An oral or nasal pharyngeal airway (OPA/NPA).
What is the defining hallmark sign of ARDS that differentiates it from typical respiratory failure?
Refractory hypoxemia (hypoxemia that is unresponsive to oxygen administration).
A patient has a potassium level of 6.2 mmol/L. Is obtaining a stat EKG or initiating an IV saline lock the first priority?
Obtaining a STAT EKG.
Hyperkalemia causes lethal arrhythmias (peaked T-waves); you must assess the heart before you treat the lab value.
What is the most appropriate oxygen delivery device for a 3-year-old child who needs a stable 5 L/min of oxygen?
A simple face mask or nasal cannula (if tolerated). Pediatric flow rates for masks often start at 5-10 L/min to flush out CO2
A semi-conscious patient with an intact gag reflex needs an airway assist due to partial obstruction. Which adjunct is indicated?
Nasopharyngeal Airway (NPA).
Name one fast-acting induction agent (sedative) and one paralytic agent commonly used during an RSI procedure.
Etomidate or Propofol (sedatives); Succinylcholine or Rocuronium (paralytics).
This is the core physiological insult in ARDS that prevents effective gas exchange at the alveolar level.
Capillary endothelial injury and diffuse alveolar damage/inflammation.
A patient with a chest tube suddenly stops bubbling and their trachea is visibly shifted. What is the immediate priority action?
Check for a tension pneumothorax. This is a surgical emergency; prepare for immediate needle decompression or chest tube repositioning.
A child presents to the ER in shock that progresses to ARDS. What physiological change is the underlying cause of this progression?
Reduced blood flow to the lungs interferes with surfactant secretion.
The King LT Airway is a supraglottic device used as an alternative to intubation.
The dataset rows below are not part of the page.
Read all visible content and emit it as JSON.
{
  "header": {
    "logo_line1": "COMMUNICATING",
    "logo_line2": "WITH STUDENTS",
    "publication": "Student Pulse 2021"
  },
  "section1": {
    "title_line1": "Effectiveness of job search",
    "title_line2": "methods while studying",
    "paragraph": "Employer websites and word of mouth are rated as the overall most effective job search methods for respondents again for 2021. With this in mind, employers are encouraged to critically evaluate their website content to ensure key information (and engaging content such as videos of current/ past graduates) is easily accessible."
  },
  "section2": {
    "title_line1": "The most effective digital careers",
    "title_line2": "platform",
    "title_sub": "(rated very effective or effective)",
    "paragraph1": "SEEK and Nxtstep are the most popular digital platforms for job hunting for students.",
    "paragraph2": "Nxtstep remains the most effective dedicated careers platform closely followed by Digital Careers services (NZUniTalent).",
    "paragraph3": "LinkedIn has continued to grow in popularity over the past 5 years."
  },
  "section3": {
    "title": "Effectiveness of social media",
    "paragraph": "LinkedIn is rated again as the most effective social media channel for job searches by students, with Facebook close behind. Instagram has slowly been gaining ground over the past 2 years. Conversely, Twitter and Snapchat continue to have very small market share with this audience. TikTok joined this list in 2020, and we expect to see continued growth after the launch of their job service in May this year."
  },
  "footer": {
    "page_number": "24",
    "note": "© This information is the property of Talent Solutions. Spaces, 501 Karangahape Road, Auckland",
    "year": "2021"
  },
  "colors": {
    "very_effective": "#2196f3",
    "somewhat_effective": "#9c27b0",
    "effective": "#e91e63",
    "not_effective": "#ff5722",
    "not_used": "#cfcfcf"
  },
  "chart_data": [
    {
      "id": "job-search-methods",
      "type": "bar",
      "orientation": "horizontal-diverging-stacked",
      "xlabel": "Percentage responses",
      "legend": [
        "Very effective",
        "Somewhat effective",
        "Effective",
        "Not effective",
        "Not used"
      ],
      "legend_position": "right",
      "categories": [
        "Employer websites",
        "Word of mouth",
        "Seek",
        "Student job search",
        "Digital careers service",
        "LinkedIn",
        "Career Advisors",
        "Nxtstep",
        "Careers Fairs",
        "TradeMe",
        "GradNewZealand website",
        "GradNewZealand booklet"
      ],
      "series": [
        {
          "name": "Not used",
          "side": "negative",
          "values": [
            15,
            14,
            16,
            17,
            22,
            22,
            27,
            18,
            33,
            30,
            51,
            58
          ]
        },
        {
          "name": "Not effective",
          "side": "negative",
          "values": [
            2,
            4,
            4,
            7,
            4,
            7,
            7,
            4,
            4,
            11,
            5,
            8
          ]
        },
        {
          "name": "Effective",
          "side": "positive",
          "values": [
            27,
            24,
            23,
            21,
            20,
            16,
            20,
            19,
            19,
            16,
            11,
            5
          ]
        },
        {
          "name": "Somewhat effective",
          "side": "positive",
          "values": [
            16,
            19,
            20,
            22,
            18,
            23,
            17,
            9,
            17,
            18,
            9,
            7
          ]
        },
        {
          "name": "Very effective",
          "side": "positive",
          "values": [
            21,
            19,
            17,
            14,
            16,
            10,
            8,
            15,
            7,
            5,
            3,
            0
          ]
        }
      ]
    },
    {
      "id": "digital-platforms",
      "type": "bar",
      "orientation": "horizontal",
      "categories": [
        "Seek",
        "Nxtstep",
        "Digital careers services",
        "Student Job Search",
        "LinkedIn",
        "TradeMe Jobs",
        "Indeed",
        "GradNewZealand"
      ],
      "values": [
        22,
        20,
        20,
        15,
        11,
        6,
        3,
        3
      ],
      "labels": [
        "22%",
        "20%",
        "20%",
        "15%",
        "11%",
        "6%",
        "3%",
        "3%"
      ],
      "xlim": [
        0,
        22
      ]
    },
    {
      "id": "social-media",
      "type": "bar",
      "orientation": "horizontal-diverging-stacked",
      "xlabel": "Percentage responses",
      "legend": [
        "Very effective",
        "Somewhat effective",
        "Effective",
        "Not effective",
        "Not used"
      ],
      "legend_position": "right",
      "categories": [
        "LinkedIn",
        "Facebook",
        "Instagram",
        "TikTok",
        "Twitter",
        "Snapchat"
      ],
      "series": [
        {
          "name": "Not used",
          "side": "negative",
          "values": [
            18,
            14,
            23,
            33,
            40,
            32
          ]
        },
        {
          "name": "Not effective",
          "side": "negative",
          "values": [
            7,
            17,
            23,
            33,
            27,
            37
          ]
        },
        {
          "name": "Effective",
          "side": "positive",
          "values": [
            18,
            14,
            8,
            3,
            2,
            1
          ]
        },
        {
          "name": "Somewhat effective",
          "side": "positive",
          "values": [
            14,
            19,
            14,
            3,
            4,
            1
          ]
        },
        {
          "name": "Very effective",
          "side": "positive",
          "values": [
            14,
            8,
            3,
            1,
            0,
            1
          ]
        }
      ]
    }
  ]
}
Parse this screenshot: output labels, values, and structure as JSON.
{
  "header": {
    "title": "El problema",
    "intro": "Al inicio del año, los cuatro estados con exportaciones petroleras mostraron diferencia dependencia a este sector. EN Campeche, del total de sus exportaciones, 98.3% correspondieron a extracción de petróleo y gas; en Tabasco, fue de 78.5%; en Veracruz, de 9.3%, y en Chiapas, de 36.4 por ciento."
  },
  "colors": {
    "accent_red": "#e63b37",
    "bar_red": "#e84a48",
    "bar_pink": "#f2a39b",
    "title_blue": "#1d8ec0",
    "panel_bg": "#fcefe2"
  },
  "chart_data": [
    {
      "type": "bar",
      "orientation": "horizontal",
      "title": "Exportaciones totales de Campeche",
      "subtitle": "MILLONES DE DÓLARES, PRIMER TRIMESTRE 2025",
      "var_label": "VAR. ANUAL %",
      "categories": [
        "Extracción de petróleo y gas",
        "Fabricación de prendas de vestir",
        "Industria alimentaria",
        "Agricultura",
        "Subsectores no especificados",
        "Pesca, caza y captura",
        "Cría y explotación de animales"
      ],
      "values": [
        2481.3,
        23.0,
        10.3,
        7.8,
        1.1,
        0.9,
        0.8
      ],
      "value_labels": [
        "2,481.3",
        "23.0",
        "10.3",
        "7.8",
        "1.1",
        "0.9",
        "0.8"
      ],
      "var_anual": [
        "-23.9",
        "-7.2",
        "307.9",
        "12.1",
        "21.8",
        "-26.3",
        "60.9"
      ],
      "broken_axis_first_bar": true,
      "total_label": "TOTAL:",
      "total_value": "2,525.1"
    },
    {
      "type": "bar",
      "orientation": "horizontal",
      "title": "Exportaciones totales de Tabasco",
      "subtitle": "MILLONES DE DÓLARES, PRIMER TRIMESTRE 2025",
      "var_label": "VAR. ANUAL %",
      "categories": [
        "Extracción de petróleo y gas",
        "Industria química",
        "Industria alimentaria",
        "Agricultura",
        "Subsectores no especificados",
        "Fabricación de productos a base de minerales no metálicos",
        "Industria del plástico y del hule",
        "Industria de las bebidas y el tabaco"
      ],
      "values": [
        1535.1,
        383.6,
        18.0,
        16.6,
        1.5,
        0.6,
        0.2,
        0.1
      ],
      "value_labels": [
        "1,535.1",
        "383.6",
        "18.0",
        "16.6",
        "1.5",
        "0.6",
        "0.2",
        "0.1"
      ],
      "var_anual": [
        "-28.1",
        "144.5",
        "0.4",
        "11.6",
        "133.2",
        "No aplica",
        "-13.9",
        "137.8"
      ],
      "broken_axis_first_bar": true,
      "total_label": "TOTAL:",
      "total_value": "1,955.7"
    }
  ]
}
What does its distal cuff seal off?
The esophagus.
Before you administer any medications during RSI, you must ensure you have completed this critical step involving 100% O2.
Preoxygenation (providing high-flow O2 for several minutes).
Which assessment action is essential to identify hypoxemia in an ARDS patient: hourly SpO2 monitoring or daily chest X-rays?
Hourly SpO2 monitoring (along with ABGs) to detect changes rapidly.
A patient is hypotensive, tachycardic, and tachypneic after fluid resuscitation. What is the immediate next expected action by the team?
Initiating vasopressors (e.g., Norepinephrine). If fluids don't raise the MAP to > 65, pressors are next for shock management.
A patient is in ARDS and unresponsive to supplemental oxygen. Is this type of hypoxemia considered mild, moderate, or severe?
Severe (refractory) hypoxemia.
When assisting with BVM ventilation during an emergency, what maneuver is used to open the airway for a patient with a suspected spinal cord injury?
The jaw-thrust maneuver.
After a successful intubation, the nurse must secure the tube and prepare to initiate continuous administration of these two medication types.
Continuous sedation and analgesia medications.